Your specific situation will dictate how these changes would affect you, but let’s walk through some potential situations that could happen if certain proposals become law:

Assets. For one, as the lifetime exclusion steadily increased in recent years and with portability between spouses, use of “his-and-her” trusts changed. Given some proposals, spouses may find it advantageous to separate assets.

Farm structure. Restructuring capital gains rates’ preferential treatment will affect succession and transition planning as the next generation takes over the business. Changes in how the net investment income tax defines income from a business may affect S corporation owners and LLC members.

Gifting. Whether stepped-up basis survives congressional negotiations will affect your decision to gift the farm to your heir or pass it as an inheritance. Current proposals not only affect the estate tax, but also the income taxes of the surviving spouse and heirs. Land isn’t the only item to benefit from stepped-up basis. Also consider crop, livestock and machinery values.  

Eyes on capital gains tax

Farm country possibly feels most concerned about the proposal to tax capital gains when assets transfer to heirs through gifts or upon death.

Under current proposals, the first $1 million of transfers would be exempt. Transfers valued beyond that would have capital gains assessed just as if the assets were sold, even though they weren’t.

If you leave your heirs farmland, livestock and machinery, then the capital gains on each would need to be paid. However, heirs who keep assets wouldn’t have the cash flow from sales to cover the taxes. Would this require selling the farm to pay the tax? 

This new tax could be deferred for “family-owned and -operated” farms. How that term is defined will become vitally important. Will it only include lineal descendants? If you leave farmland to your kids and they want to keep it but rent it, will this arrangement count as family-operated?

Of course, the deferred tax — presumably with interest — would be due as soon as the land wasn’t operated by family. 

You can take action

Proactive farmers have asked if they should act now while under current law. Unfortunately, we don’t know whether new policies would apply retroactively. At least one proposal would affect transfers made after Dec. 31, 2020. It’s dangerous to jump and find out later you shot yourself in the foot.

Unless your crystal ball is in better shape than mine, you won’t know how to proceed until we get more clarity. However, you can take two important steps now:

1. Talk about transition. You and your spouse should spend a little time to consider your assets and develop a plan for how you want to treat your heirs.

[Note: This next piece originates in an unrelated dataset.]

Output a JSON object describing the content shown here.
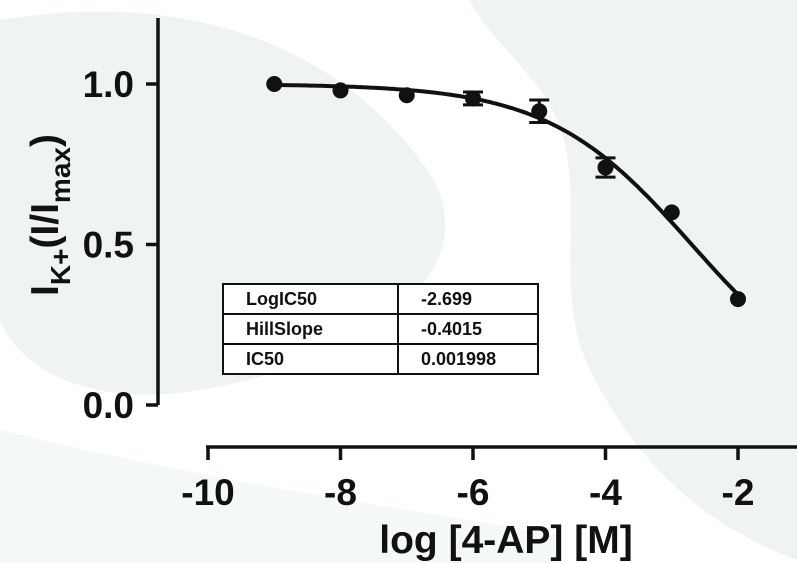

2. Find an estate attorney. If you aren’t already working with an estate planning attorney, then you need to find one today. This is critical because you may only have a short time to make changes to your estate plan after Congress passes legislation. If that is the case, then all attorneys worth their salt will be overwhelmed assisting existing clients who are scrambling to make changes, and you’ll have an impossible task if you try to get a first-time appointment. Do your homework now, and find someone you trust to advise you. 

If you want to pass your farm to the next generation, then get organized, and prepare to make educated decisions quickly if necessary.